Thierry Marx se souvient de sa première rencontre avec ce jeune au geste précis toujours, emprunt d’une énorme force de travail et de détermination. «Quand Jeffane a un cap, il le tient. Il était mon second, je lui donnais une ambition, et lui trouvait sa place, il savait rassembler une équipe, mettre les choses en place et garder la brigade en mouvement.» Quand on demande à Thierry Marx les compétences essentielles à un grand chef, il répond: «le savoir-faire, le savoir faire-faire (le management) et le faire-savoir (la capacité de communiquer)», selon lui, le chef Jeffane les a toutes les trois, et s’exprime aujourd’hui en ayant sa propre signature de cuisine.
Après ces années d’expérience, le chef Nasser sent alors qu’il a maintenant assez d’expérience pour proposer sa propre gastronomie. «Mon rêve, c’était de faire une cuisine qui raconte mon histoire», glisse-t-il. Sa cuisine fusionne trois éléments: ses compétences techniques, acquises avec les chefs les plus exigeants, son identité marocaine et ses nombreux voyages, lui qui dit «réserver ses places dans les restaurants avant ses billets d’avion» lorsqu'il part en vacances.
De l’Inde, en passant par la Jordanie jusqu’au Maroc, la carte de son établissement présente notamment une pastilla (un feuilleté fourré de volaille et d’amandes), monument de la cuisine de Fès, un kefta de bœuf, pas la boulette de viande façon kebab, mais une préparation à base de viande délicieusement épicée, une influence majeure de la cuisine du Levant, un daal et des naans, typiques de la cuisine indienne.

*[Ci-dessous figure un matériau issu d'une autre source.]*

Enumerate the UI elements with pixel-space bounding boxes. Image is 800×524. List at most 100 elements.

Le menu est parfumé de pas moins de 90 épices qui se trouvent au cœur de la proposition gastronomique du chef, et qui rappellent que le nom Attar n'est pas là que pour le marketing. Tous les plats, sans être piquants, sont délicatement relevés, parfumés, aromatisés. Ses recettes, Nasser Jeffane dit les développer au gramme près. Il les consigne ensuite minutieusement dans des fiches techniques qu’il rêve de rassembler dans un livre de recettes, afin que chacun puisse s’en inspirer et les réaliser à leur manière.
Vers un nouvel ordre mondial gastronomique
Parmi ses inspirations, le chef évoque aussi volontiers Vineet Bhatia, l’ancien chef du restaurant étoilé Rasoi au Mandarin Oriental de Genève, que Nasser Jeffane a cotoyé alors qu'il dirigeait le Café Calla dans ce même palace. Vineet Bhatia a lui aussi eu un parcours similaire: une enfance en Inde, puis une carrière en Europe entamée à un jeune âge qui lui a conféré des connaissances techniques grâce auxquelles il a modernisé la cuisine indienne. Au bénéfice d’une étoile à Londres, et d’une autre à Genève, il a aujourd’hui ouvert plus de dix établissements au Moyen-Orient.
Le chef Nasser et le chef Bhatia sont dans la droite lignée de Gastòn Acurio, ce chef connu pour avoir démocratisé la gastronomie péruvienne avec une cuisine conçue pour qu’elle plaise non pas seulement aux fins connaisseurs, mais aussi à ceux qui la découvrent. Gaston Acuriò a développé une franchise de restaurants avec son épouse Astrid Gusche, cheffe également, aux États-Unis et en Europe. Le Yacumanca de Genève en est sa manifestation la plus proche, mais le couple a aussi lancé une foire internationale à Lima, qui a fait de cette capitale un hub incontestable de la scène culinaire mondiale. Un exemple de chef et une réussite entrepreneuriale qui inspirent Nasser Jeffane.
Le chef Jeffane cite pour finir cette phrase de Thierry Marx: «La différence entre un chef et un grand chef, c’est que le dernier créé sa propre empreinte culinaire.» Avec d’autres confrères émergents tels que lui, Nasser Jeffane illustre une nouvelle génération de cuisiniers qui dessinent les contours d'un nouvel ordre mondial gastronomique.